Nel gennaio 1914 Yeats invia a Pound una lettera in cui rinuncia a un premio conferitogli dalla rivista in favore del poeta americano per le seguenti ragioni: “Faccio il suo nome perché, pur non provando davvero una grande simpatia per gli esperimenti metrici da lui fatti per voi, ritengo che codesti esperimenti rivelino un vigoroso spirito fantastico. Pound ha certo una singolare personalità creativa (…) I suoi esperimenti sono forse errori; ma è sempre meglio premiare errori vigorosi che un’ortodossia non ispirata”. 2
L’amicizia e la stima tra i due poeti ne uscì fortificata; il giudizio positivo di Yeats conferito a Pound, valse a conferirgli, in America, un’aura e un prestigio destinati a riflettersi anche sul nuovo movimento d’avanguardia. Certo, l’imagismo si presenta anche con tratti “conservatori”, ritorna a un certo tipo di classicismo in opposizione a certa maniera di romanticismo esasperato in auge negli States. La poesia della Doolittle, quella del primo Aldington e aparte della poesia del Fletcher è ancora contagiata dalla sensibilità romantica, ma il programma del nuovo movimento, così come viene enunciato, è tendenzialmente classicistico. In quegli anni Flint, Pound, H. D., Aldington e Fletcher vivevano a Londra e l’abitazione di T. E. Hulme divenne un salotto letterario e una fucina culturale. Le aspirazioni ancora vaghe degli imagisti trovarono nel filosofo inglese una enunciazione chiara, logica e coerente; Hulme tradusse le loro aspirazioni in un pensiero filosofico, in una vera e propria estetica.

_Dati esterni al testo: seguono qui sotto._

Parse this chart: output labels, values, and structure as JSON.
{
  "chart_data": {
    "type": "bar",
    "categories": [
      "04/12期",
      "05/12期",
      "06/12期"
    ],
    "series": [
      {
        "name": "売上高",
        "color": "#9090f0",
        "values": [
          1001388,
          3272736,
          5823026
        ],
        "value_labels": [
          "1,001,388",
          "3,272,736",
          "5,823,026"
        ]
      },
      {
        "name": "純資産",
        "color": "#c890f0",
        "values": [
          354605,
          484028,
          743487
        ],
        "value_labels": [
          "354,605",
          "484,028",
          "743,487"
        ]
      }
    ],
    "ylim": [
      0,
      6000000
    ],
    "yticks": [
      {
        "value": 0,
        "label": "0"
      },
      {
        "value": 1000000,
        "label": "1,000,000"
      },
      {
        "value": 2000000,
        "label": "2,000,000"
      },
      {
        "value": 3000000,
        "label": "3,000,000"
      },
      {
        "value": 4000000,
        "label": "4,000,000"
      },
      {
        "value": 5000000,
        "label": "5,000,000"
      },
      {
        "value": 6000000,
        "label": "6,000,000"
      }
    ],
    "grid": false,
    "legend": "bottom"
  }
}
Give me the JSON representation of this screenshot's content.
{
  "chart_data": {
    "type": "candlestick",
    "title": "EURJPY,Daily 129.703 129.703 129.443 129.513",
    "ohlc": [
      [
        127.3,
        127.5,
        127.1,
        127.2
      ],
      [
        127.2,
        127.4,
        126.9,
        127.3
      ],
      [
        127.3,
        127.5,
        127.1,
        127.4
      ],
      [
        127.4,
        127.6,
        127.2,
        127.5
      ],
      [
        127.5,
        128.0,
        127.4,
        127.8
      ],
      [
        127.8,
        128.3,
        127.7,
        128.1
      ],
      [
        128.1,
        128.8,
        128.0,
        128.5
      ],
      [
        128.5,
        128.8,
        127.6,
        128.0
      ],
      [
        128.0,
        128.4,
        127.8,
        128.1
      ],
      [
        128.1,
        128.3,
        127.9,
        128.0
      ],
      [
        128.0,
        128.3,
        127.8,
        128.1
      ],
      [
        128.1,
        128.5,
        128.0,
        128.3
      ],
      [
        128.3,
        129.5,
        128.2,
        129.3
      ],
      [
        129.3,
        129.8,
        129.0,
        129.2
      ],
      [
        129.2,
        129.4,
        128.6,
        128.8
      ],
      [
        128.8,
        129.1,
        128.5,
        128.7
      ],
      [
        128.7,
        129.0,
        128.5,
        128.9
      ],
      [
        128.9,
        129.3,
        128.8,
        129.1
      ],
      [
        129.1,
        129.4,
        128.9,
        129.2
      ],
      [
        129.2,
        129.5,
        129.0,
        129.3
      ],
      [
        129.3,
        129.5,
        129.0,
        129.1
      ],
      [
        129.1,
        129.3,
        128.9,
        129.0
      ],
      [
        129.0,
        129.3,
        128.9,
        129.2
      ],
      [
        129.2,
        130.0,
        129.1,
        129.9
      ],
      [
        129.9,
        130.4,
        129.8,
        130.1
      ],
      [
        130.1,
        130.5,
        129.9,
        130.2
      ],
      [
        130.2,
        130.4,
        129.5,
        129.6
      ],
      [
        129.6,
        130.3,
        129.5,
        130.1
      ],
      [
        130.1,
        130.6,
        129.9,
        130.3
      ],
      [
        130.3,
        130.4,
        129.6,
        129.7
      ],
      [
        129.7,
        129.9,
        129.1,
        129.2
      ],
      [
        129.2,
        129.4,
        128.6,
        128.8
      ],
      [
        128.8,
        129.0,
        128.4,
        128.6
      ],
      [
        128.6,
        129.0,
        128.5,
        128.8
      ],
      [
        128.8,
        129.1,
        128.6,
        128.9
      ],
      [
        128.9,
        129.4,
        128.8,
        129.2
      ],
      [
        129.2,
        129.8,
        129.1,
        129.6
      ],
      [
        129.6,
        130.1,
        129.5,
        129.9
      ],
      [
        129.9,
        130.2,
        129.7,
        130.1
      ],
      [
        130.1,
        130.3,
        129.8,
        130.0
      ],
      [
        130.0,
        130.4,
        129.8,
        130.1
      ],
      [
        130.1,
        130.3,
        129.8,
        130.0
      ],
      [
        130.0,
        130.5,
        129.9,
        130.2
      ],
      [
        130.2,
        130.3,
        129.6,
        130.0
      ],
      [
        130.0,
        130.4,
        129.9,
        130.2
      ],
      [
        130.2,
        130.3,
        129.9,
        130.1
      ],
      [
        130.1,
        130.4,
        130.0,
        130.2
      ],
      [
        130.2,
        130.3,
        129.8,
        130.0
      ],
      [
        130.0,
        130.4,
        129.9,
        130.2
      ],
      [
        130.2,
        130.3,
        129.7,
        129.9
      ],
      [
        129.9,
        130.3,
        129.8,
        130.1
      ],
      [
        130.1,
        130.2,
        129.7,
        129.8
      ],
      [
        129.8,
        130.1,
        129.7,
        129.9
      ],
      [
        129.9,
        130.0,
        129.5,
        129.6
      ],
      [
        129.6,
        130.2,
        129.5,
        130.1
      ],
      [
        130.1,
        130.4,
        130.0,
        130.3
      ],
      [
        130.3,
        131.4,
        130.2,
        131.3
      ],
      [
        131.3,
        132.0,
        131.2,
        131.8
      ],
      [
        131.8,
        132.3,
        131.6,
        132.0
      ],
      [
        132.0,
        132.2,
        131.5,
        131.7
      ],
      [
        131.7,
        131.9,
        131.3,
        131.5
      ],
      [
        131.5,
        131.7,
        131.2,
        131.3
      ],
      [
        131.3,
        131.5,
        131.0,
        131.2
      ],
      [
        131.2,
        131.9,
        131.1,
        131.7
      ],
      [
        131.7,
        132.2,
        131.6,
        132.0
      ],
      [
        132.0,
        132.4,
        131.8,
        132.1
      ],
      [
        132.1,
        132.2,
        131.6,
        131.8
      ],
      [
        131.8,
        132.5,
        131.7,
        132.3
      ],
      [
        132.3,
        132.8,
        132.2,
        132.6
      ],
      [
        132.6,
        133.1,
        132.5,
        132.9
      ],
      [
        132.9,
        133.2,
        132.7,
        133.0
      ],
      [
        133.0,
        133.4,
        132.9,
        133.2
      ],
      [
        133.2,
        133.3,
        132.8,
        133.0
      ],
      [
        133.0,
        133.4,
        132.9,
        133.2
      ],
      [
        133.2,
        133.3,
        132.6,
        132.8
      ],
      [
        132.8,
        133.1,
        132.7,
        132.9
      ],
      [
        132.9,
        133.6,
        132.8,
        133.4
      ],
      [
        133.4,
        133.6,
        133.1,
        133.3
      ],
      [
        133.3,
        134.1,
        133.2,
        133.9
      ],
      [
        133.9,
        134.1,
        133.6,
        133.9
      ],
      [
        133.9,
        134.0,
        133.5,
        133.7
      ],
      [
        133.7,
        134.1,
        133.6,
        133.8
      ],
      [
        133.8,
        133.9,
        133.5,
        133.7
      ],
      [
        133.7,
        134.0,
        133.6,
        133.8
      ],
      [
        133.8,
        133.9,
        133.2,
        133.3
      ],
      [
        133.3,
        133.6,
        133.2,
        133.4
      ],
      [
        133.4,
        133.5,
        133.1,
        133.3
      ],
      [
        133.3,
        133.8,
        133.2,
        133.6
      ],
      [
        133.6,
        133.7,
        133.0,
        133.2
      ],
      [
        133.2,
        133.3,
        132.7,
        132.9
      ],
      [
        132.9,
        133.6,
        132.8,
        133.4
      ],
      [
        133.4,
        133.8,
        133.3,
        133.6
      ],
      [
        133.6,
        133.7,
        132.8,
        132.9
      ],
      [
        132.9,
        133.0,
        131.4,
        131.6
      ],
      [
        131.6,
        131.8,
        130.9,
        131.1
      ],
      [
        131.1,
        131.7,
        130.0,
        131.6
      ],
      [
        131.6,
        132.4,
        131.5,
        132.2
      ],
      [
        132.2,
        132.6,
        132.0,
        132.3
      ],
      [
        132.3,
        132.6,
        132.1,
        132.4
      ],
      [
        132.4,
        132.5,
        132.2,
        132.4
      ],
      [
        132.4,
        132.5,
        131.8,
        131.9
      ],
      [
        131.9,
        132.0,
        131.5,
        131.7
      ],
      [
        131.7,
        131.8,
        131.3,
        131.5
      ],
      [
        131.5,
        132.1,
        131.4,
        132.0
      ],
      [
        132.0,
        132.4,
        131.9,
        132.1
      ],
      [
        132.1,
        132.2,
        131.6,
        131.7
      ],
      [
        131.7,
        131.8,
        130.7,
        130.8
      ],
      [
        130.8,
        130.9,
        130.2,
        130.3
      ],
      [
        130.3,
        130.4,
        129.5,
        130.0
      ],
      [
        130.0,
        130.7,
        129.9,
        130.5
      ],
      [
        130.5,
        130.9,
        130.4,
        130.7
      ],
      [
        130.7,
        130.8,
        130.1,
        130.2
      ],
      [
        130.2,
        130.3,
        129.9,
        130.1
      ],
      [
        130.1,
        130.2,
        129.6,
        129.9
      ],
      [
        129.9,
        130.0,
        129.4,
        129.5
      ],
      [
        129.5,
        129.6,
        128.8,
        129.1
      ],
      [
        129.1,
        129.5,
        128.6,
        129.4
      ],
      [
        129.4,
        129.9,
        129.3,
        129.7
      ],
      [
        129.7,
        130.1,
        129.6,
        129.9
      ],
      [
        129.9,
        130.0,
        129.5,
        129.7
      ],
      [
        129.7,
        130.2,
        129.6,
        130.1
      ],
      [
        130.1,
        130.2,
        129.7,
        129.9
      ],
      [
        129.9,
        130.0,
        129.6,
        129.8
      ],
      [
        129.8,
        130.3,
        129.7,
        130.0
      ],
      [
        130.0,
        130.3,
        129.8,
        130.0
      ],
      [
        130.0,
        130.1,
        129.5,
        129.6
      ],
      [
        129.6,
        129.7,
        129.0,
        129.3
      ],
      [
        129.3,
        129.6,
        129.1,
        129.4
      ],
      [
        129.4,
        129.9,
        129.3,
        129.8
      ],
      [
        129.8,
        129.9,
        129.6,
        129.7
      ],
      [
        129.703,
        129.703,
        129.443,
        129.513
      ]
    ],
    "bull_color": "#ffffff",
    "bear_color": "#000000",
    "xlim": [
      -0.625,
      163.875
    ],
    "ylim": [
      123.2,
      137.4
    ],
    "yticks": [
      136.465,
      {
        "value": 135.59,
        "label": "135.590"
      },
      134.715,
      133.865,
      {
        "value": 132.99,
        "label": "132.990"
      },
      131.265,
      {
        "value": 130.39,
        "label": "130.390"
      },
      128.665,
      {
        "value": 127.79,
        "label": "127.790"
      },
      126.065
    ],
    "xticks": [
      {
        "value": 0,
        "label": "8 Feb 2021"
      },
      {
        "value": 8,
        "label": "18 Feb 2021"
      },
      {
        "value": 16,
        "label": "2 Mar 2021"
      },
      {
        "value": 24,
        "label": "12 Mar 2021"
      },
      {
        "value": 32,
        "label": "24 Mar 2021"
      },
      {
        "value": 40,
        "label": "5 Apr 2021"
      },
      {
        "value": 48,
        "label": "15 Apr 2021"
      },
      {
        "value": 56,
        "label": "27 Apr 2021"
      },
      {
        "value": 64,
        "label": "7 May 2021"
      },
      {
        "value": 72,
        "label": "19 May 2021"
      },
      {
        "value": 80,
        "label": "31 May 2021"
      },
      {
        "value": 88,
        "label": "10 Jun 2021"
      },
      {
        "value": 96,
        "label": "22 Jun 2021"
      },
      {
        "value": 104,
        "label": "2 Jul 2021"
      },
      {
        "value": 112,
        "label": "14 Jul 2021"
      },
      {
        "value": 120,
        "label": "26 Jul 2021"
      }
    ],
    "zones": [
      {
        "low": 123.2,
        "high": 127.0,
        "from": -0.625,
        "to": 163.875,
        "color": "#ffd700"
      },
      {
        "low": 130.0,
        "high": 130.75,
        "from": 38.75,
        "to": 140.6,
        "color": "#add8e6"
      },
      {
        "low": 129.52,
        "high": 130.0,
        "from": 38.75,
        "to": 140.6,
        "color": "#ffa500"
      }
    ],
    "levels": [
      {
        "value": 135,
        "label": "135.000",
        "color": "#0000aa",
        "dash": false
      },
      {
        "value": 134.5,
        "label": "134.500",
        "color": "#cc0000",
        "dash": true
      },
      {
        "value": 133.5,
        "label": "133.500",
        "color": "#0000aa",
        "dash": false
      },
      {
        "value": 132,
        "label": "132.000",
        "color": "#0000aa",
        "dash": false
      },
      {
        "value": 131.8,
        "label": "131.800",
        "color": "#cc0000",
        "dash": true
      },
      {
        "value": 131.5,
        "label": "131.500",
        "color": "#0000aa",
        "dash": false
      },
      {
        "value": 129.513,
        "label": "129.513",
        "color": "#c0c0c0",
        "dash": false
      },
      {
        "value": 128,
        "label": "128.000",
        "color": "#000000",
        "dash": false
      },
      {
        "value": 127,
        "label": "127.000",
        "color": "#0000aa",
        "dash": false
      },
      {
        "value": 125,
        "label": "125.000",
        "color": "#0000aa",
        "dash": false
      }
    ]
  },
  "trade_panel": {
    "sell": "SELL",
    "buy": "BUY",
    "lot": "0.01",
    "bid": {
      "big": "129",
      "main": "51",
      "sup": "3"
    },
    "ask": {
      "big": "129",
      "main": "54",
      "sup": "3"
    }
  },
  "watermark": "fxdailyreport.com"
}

Analoghe considerazioni si possono fare a proposito dei rapporti intercorsi tra Pound (e gli altri imagisti) e Fenollosa: la dottrina fenollosiana fu accolta perché attraverso di essa le idee del Pound potessero trovare uno “zoccolo” filologico e filosofico di primissimo piano. Il Fenollosa anticipava certe conclusioni cui era giunto Pound per proprio conto in un momento in cui quest’ultimo era interessato alla poesia bengali e a Rabindranath Tagore, alla dottrina dell’immagine e alla moderna poesia simbolista francese. Il Fenollosa gli aprì le porte della poesia cinese consentendogli di passare dall’imagismo all’ideogramma. Pound accolse e sviluppò i principi del Fenollosa proprio perché ad essi l’avevano condotto (o lo avrebbero condotto di lì a poco) i suoi esperimenti. Pound fu l’unico, tra gli imagisti, a capire fino in fondo la portata rivoluzionaria delle ricerche dell’orientalista di Boston, nonostante i presunti studi orientalisti del Fletcher, della Lowell e di altri imagisti; essi compresero solo superficialmente la teoria dell’immagine (da loro intesa semplicisticamente come “pittura visiva), così come non compresero affatto l’ideogramma e le acute intuizione del Fenollosa. Dall’imagisme poundiano era derivato l’amygism lowelliano. Dopo il 1914, questa inconciliabilità di posizioni sfociò in una rottura. La Lowell subentrò al Pound, il quale si trasse in disparte con lo Upward, il Williams e altri; Fletcher e Lawrence aderirono al partito lowelliano. H. D. e Richard Aldington non presero una netta posizione, assorti a restituirci una mitica Ellade. Dapprima, gli imagisti, grazie ai versi pubblicati da H. D. e Richard Aldington nei primi numeri di “Poetry”, furono considerati degli “ellenisti”. In seguito, con l’intervista del Flint e i Few Dont’s poundiani, ci si avvide che l’ellenismo era solo un aspetto, non l’essenziale, della nuova avanguardia.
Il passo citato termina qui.